DW-WORLD.DE: Sie fordern ein klares Signal der Geberkonferenz für Darfur. Wie sollte das aussehen?

Also erstmal ein klares Signal mit der Forderung nach einem Ende der Gewalt. Seit 2003 tobt dort der Bürgerkrieg. Die Dschandschawid-Milizen, die von der Regierung in Khartum ausgestattet wurden, gehen nach wie vor mit Gewalt gegen die Bevölkerung vor, vertreiben sie. Massenvergewaltigungen sind an der Tagesordnung. Zwei Millionen Menschen leben inzwischen in Flüchtlingslagern. Fast 300.000 sind umgekommen. Manche sprechen sogar von Völkermord. Die internationale Gemeinschaft ist hier in der Verantwortung, klare Signale an beide Seiten zu senden, dass die Gewalt beendet wird.

Kerstin Müller, MdB
Kerstin Müller war selbst vor Ort im DarfurBild: Bundestag

Wie kann das Ausland Druck auf die sudanesische Regierung ausüben, damit sie einer UN-Mission zustimmt?

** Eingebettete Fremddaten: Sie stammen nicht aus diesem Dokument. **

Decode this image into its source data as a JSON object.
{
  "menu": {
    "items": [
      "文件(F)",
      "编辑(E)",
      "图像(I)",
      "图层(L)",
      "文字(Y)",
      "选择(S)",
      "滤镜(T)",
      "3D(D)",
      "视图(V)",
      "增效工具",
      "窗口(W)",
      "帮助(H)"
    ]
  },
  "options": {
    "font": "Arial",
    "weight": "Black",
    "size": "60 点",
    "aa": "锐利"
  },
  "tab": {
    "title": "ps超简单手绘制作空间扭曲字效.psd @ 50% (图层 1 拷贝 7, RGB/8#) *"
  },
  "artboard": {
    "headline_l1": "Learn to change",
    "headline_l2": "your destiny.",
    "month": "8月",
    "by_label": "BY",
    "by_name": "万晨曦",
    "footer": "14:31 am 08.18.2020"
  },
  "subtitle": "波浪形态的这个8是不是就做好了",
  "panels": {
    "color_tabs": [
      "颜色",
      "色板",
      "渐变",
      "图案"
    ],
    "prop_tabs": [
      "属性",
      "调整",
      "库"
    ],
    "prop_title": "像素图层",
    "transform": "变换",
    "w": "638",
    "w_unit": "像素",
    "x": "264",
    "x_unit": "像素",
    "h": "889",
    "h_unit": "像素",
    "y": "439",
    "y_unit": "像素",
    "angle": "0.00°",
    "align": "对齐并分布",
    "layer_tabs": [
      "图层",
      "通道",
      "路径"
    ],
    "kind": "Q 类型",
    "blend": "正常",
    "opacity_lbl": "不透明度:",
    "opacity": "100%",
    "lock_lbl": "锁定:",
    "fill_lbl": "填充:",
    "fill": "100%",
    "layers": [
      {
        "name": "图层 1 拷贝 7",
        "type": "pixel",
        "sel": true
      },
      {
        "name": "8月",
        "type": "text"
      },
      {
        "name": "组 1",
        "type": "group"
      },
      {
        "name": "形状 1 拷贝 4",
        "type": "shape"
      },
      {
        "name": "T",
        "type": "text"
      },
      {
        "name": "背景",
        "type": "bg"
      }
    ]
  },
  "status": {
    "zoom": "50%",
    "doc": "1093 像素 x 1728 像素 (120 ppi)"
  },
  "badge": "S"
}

Bisher versucht eine Mission der Afrikanischen Union, die Bevölkerung zu schützen. Leider ist diese dazu nicht in der Lage und man hat jetzt beschlossen, dass die Vereinten Nationen hier spätestens Ende des Jahres übernehmen sollen. Aber die sudanesische Regierung stimmt einer solchen Mission der Vereinten Nationen in Darfur nicht zu. Wir brauchen aber eine UN-Mission und zwar mit einem robusten Mandat, die wirklich in der Lage ist die Bevölkerung zu schützen. Ich erwarte von der deutschen Bundesregierung und von der internationalen Gemeinschaft, dass sie Druck auf die sudanesische Regierung ausübt, einer solchen UN-Mission zuzustimmen. Wenn das nicht reicht, dann sollten personenbezogene Sanktionen eingesetzt werden, zum Beispiel gegen den Präsidenten oder gegen einzelne Mitglieder der Regierung. Das ist nach den UN-Resolutionen möglich, wird aber leider nicht gemacht, auch nicht von den Europäern. Hier hätte man Instrumente, wie man die Regierung in Khartum zu einer Zustimmung bringt und dann zügig eine UN-Mission ins Land bringen kann.

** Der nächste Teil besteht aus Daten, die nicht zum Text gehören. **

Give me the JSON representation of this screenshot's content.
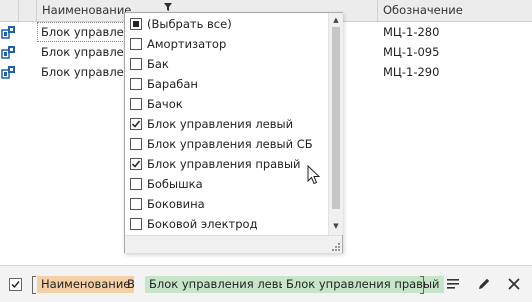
{
  "grid": {
    "columns": {
      "name": "Наименование",
      "code": "Обозначение"
    },
    "rows": [
      {
        "name": "Блок управления левый",
        "code": "МЦ-1-280"
      },
      {
        "name": "Блок управления",
        "code": "МЦ-1-095"
      },
      {
        "name": "Блок управления",
        "code": "МЦ-1-290"
      }
    ],
    "row_icon": "assembly-icon"
  },
  "filter_popup": {
    "items": [
      {
        "label": "(Выбрать все)",
        "state": "indeterminate"
      },
      {
        "label": "Амортизатор",
        "state": "unchecked"
      },
      {
        "label": "Бак",
        "state": "unchecked"
      },
      {
        "label": "Барабан",
        "state": "unchecked"
      },
      {
        "label": "Бачок",
        "state": "unchecked"
      },
      {
        "label": "Блок управления левый",
        "state": "checked"
      },
      {
        "label": "Блок управления левый СБ",
        "state": "unchecked"
      },
      {
        "label": "Блок управления правый",
        "state": "checked"
      },
      {
        "label": "Бобышка",
        "state": "unchecked"
      },
      {
        "label": "Боковина",
        "state": "unchecked"
      },
      {
        "label": "Боковой электрод",
        "state": "unchecked"
      }
    ]
  },
  "filter_bar": {
    "enabled": true,
    "field": "Наименование",
    "operator": "В",
    "values": [
      "Блок управления левый",
      "Блок управления правый"
    ]
  },
  "colors": {
    "field_tag": "#f5cfa6",
    "value_tag": "#c7e6c9",
    "icon_blue": "#1f5fb0"
  }
}
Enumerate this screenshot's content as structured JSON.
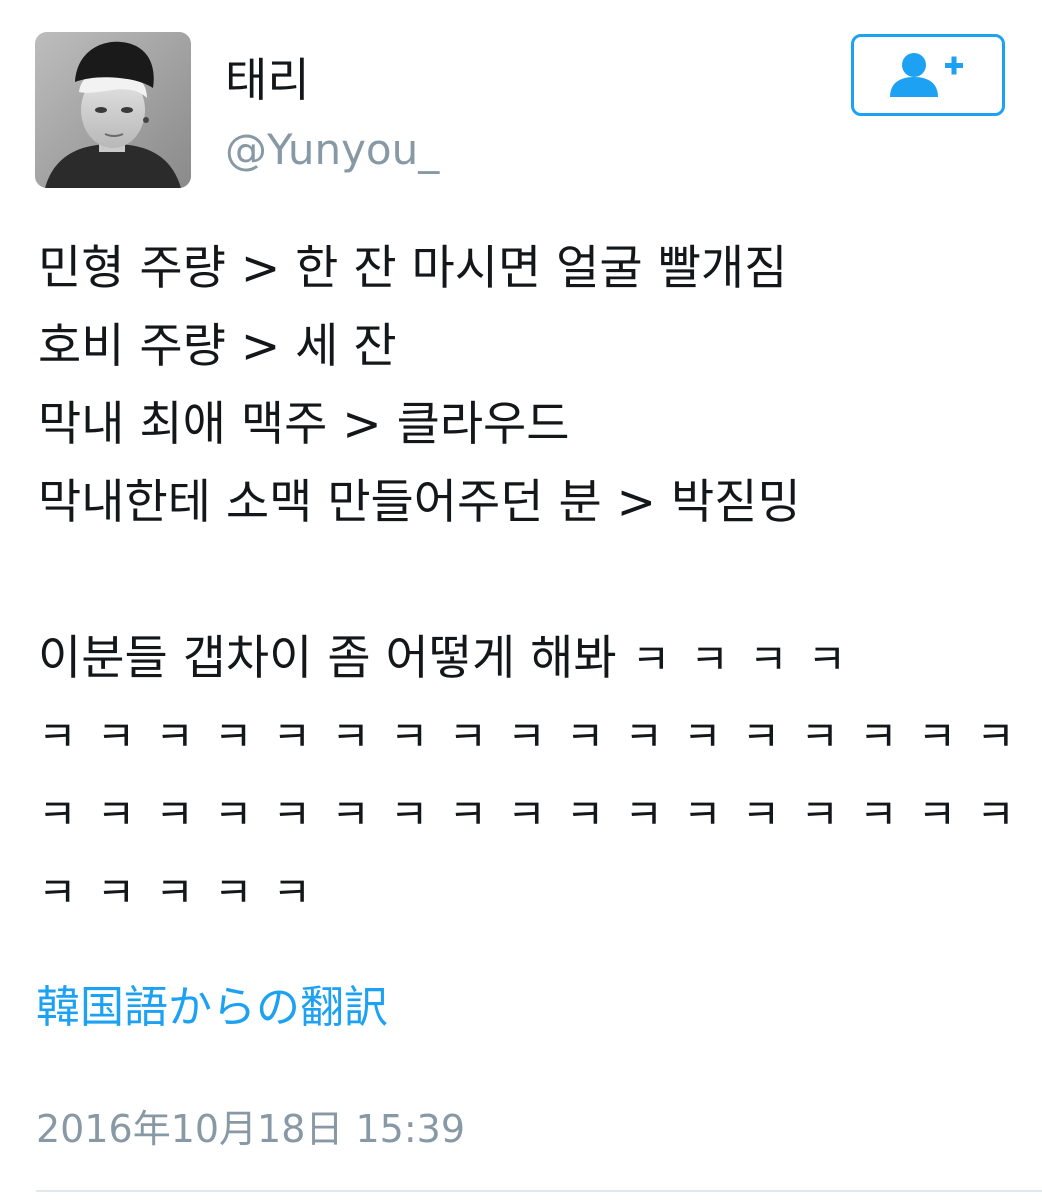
{
  "user": {
    "display_name": "태리",
    "handle": "@Yunyou_"
  },
  "follow_button": {
    "icon": "add-user-icon",
    "color": "#1da1f2"
  },
  "tweet": {
    "lines": [
      "민형 주량 > 한 잔 마시면 얼굴 빨개짐",
      "호비 주량 > 세 잔",
      "막내 최애 맥주 > 클라우드",
      "막내한테 소맥 만들어주던 분 > 박짇밍"
    ],
    "closing_text": "이분들 갭차이 좀 어떻게 해봐 ",
    "closing_kk": "ㅋㅋㅋㅋ",
    "kk_lines": [
      "ㅋㅋㅋㅋㅋㅋㅋㅋㅋㅋㅋㅋㅋㅋㅋㅋㅋㅋ",
      "ㅋㅋㅋㅋㅋㅋㅋㅋㅋㅋㅋㅋㅋㅋㅋㅋㅋㅋ",
      "ㅋㅋㅋㅋㅋ"
    ]
  },
  "translate_link": "韓国語からの翻訳",
  "timestamp": "2016年10月18日 15:39",
  "colors": {
    "accent": "#1da1f2",
    "secondary_text": "#8899a6",
    "primary_text": "#14171a"
  }
}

Flüchtlinglager in Darfur Sudan
Zwei Millionen Menschen leben in FlüchtlingslagernBild: AP

Warum tut sich die Staatengemeinschaft so schwer, die Verbrechen in Darfur als Genozid zu bezeichnen?

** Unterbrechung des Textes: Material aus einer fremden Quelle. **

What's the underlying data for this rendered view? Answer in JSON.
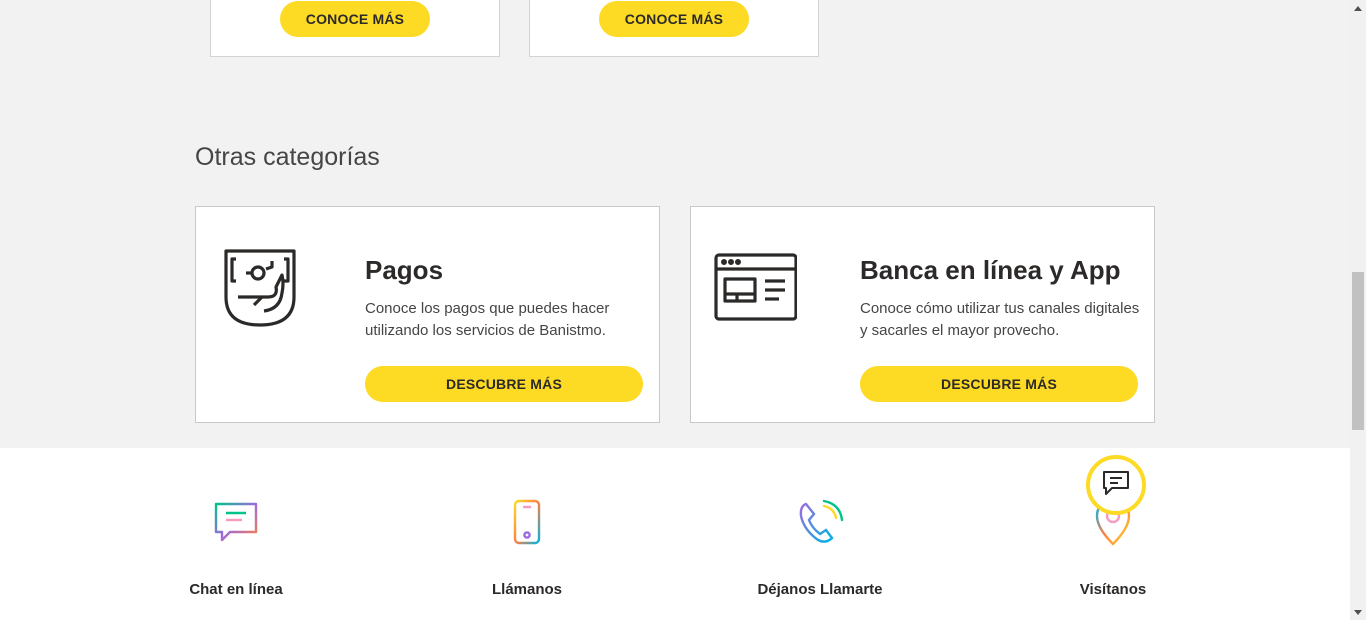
{
  "top_cards": [
    {
      "button_label": "CONOCE MÁS"
    },
    {
      "button_label": "CONOCE MÁS"
    }
  ],
  "other_categories": {
    "title": "Otras categorías",
    "cards": [
      {
        "icon": "payment-terminal-icon",
        "title": "Pagos",
        "description": "Conoce los pagos que puedes hacer utilizando los servicios de Banistmo.",
        "button_label": "DESCUBRE MÁS"
      },
      {
        "icon": "browser-window-icon",
        "title": "Banca en línea y App",
        "description": "Conoce cómo utilizar tus canales digitales y sacarles el mayor provecho.",
        "button_label": "DESCUBRE MÁS"
      }
    ]
  },
  "contact_options": [
    {
      "icon": "chat-bubble-icon",
      "label": "Chat en línea"
    },
    {
      "icon": "smartphone-icon",
      "label": "Llámanos"
    },
    {
      "icon": "phone-callback-icon",
      "label": "Déjanos Llamarte"
    },
    {
      "icon": "location-pin-icon",
      "label": "Visítanos"
    }
  ],
  "chat_fab": {
    "icon": "chat-message-icon"
  },
  "colors": {
    "accent_yellow": "#fdda24",
    "text_dark": "#2c2a29",
    "background": "#f2f2f2"
  }
}
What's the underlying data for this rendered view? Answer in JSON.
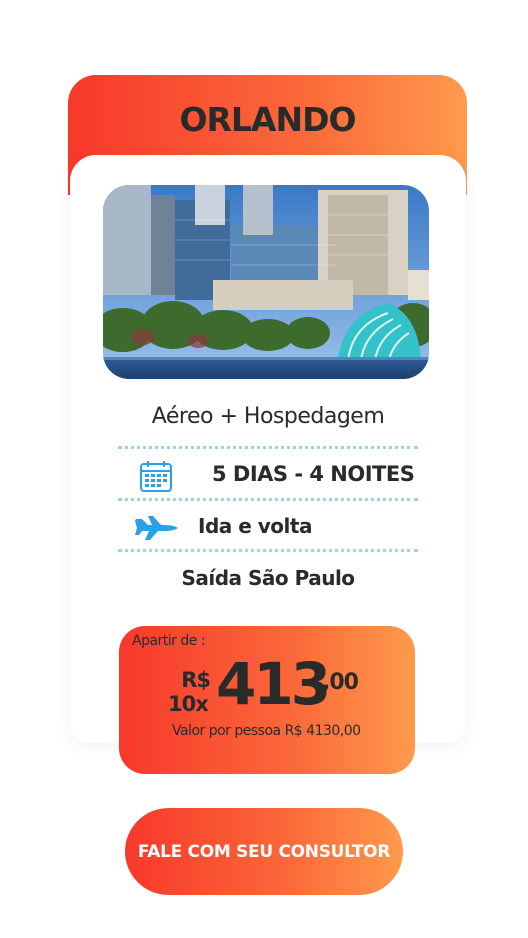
{
  "card": {
    "title": "ORLANDO",
    "image_subject": "Orlando skyline over Lake Eola",
    "package": "Aéreo + Hospedagem",
    "duration": "5 DIAS - 4 NOITES",
    "trip_type": "Ida e volta",
    "departure": "Saída São Paulo",
    "icons": [
      "calendar-icon",
      "airplane-icon"
    ]
  },
  "price": {
    "prefix": "Apartir de :",
    "currency": "R$",
    "installments": "10x",
    "amount": "413",
    "cents": ",00",
    "total_note": "Valor por pessoa R$ 4130,00"
  },
  "cta": {
    "label": "FALE COM SEU CONSULTOR"
  },
  "colors": {
    "gradient_start": "#f8382b",
    "gradient_end": "#ff9a4d",
    "text": "#2a2a2a",
    "divider": "#9fd0ef",
    "icon_blue": "#2aa0e6"
  }
}
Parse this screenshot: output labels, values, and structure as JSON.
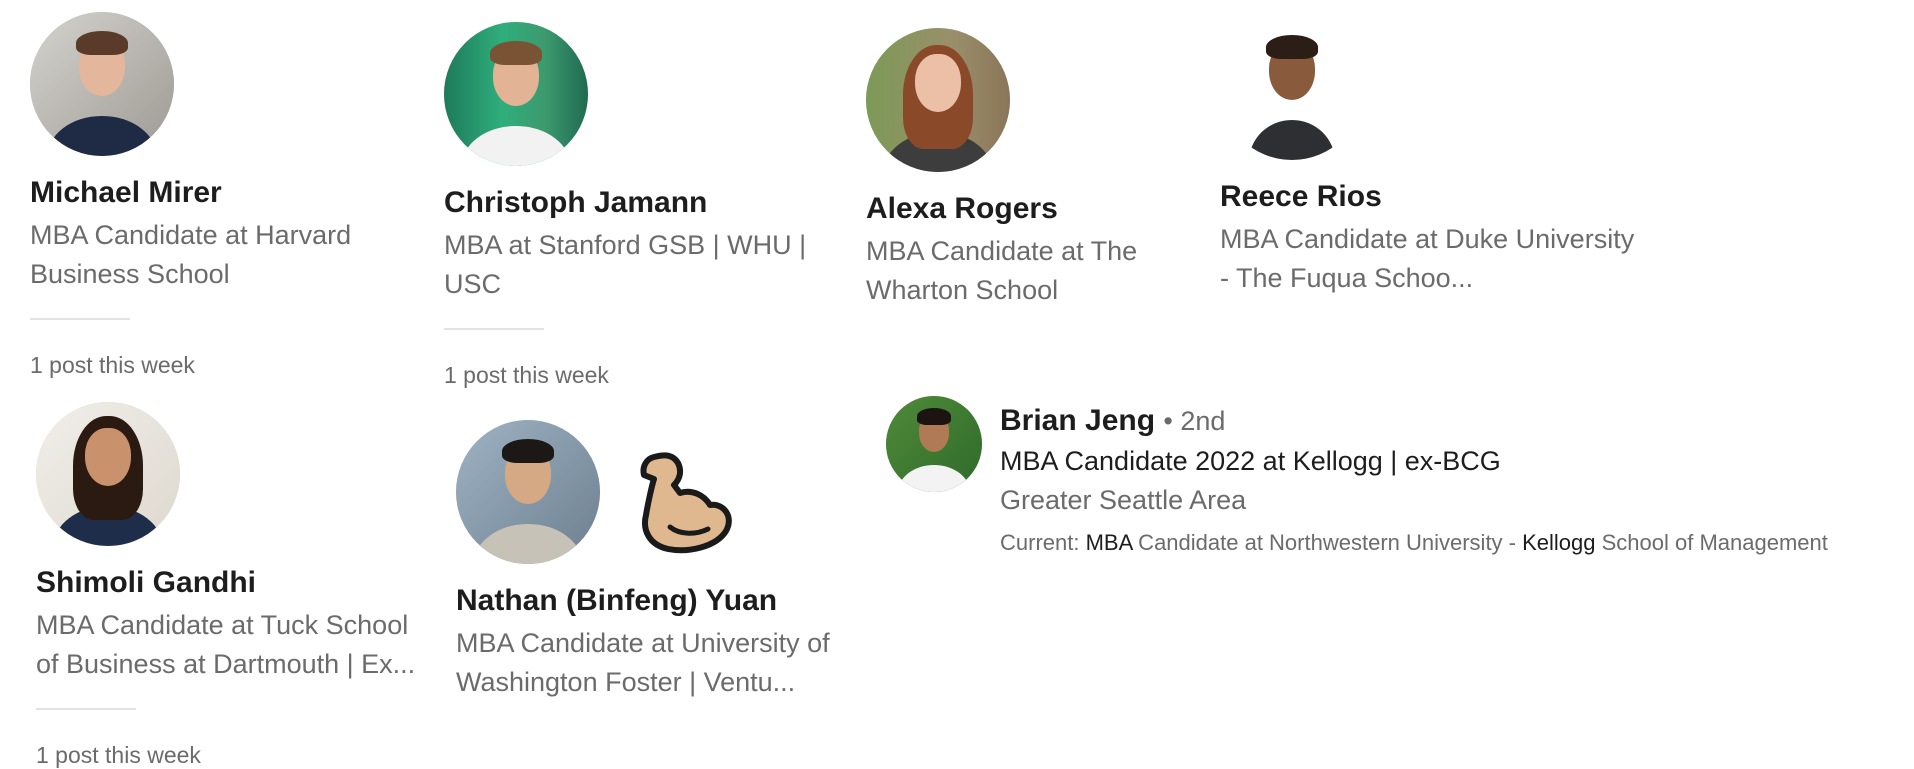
{
  "people": [
    {
      "name": "Michael Mirer",
      "headline": "MBA Candidate at Harvard Business School",
      "posts": "1 post this week"
    },
    {
      "name": "Christoph Jamann",
      "headline": "MBA at Stanford GSB | WHU | USC",
      "posts": "1 post this week"
    },
    {
      "name": "Alexa Rogers",
      "headline": "MBA Candidate at The Wharton School"
    },
    {
      "name": "Reece Rios",
      "headline": "MBA Candidate at Duke University - The Fuqua Schoo..."
    },
    {
      "name": "Shimoli Gandhi",
      "headline": "MBA Candidate at Tuck School of Business at Dartmouth | Ex...",
      "posts": "1 post this week"
    },
    {
      "name": "Nathan (Binfeng) Yuan",
      "headline": "MBA Candidate at University of Washington Foster | Ventu...",
      "emoji": "flexed-biceps-icon"
    }
  ],
  "search_result": {
    "name": "Brian Jeng",
    "degree": "• 2nd",
    "headline": "MBA Candidate 2022 at Kellogg | ex-BCG",
    "location": "Greater Seattle Area",
    "current": {
      "prefix": "Current: ",
      "highlight1": "MBA",
      "middle": " Candidate at Northwestern University - ",
      "highlight2": "Kellogg",
      "suffix": " School of Management"
    }
  }
}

Es hat im letzten Jahr eine Untersuchungskommission der Vereinten Nationen gegeben. Die hat von schweren Verbrechen gegen die Menschlichkeit gesprochen, aber eben gesagt, sie sieht keinen Völkermord. Man könne das der Regierung in Khartum nicht nachweisen. Ich bin ja mehrfach in der Region gewesen. Es ist ganz klar, es geht hier auch um ethnische Vertreibungen und zwar großen Ausmaßes, indem die Dschandschawid-Milizen von der Regierung ausgerüstet wurden und Unterstützung erhalten haben, etwa durch Bombardierungen und Militärflüge. Also ganz klar schwerste Verbrechen gegen die Menschlichkeit. Ich würde sogar von einem schleichenden Völkermord sprechen, deshalb bin ich auch der Meinung, dass die internationale Gemeinschaft hier in der Pflicht und in der Verantwortung ist. Kofi Annan hat darauf auch immer hingewiesen. Für mich ist der Konflikt ein ganz wichtiger. Ein zweites Ruanda darf nicht geschehen. Ich habe die Sorge, dass man, weil es eben nicht um Europa geht, nicht um Nahost, sondern um Afrika, gerne wegschaut oder der Meinung ist, die Afrikaner sollen das selber lösen. Dazu sind sie aber nicht in der Lage, wie man an der Mission der Afrikanischen Union sieht. Und wir haben auch in Afrika die Verantwortung die Menschen zu schützen.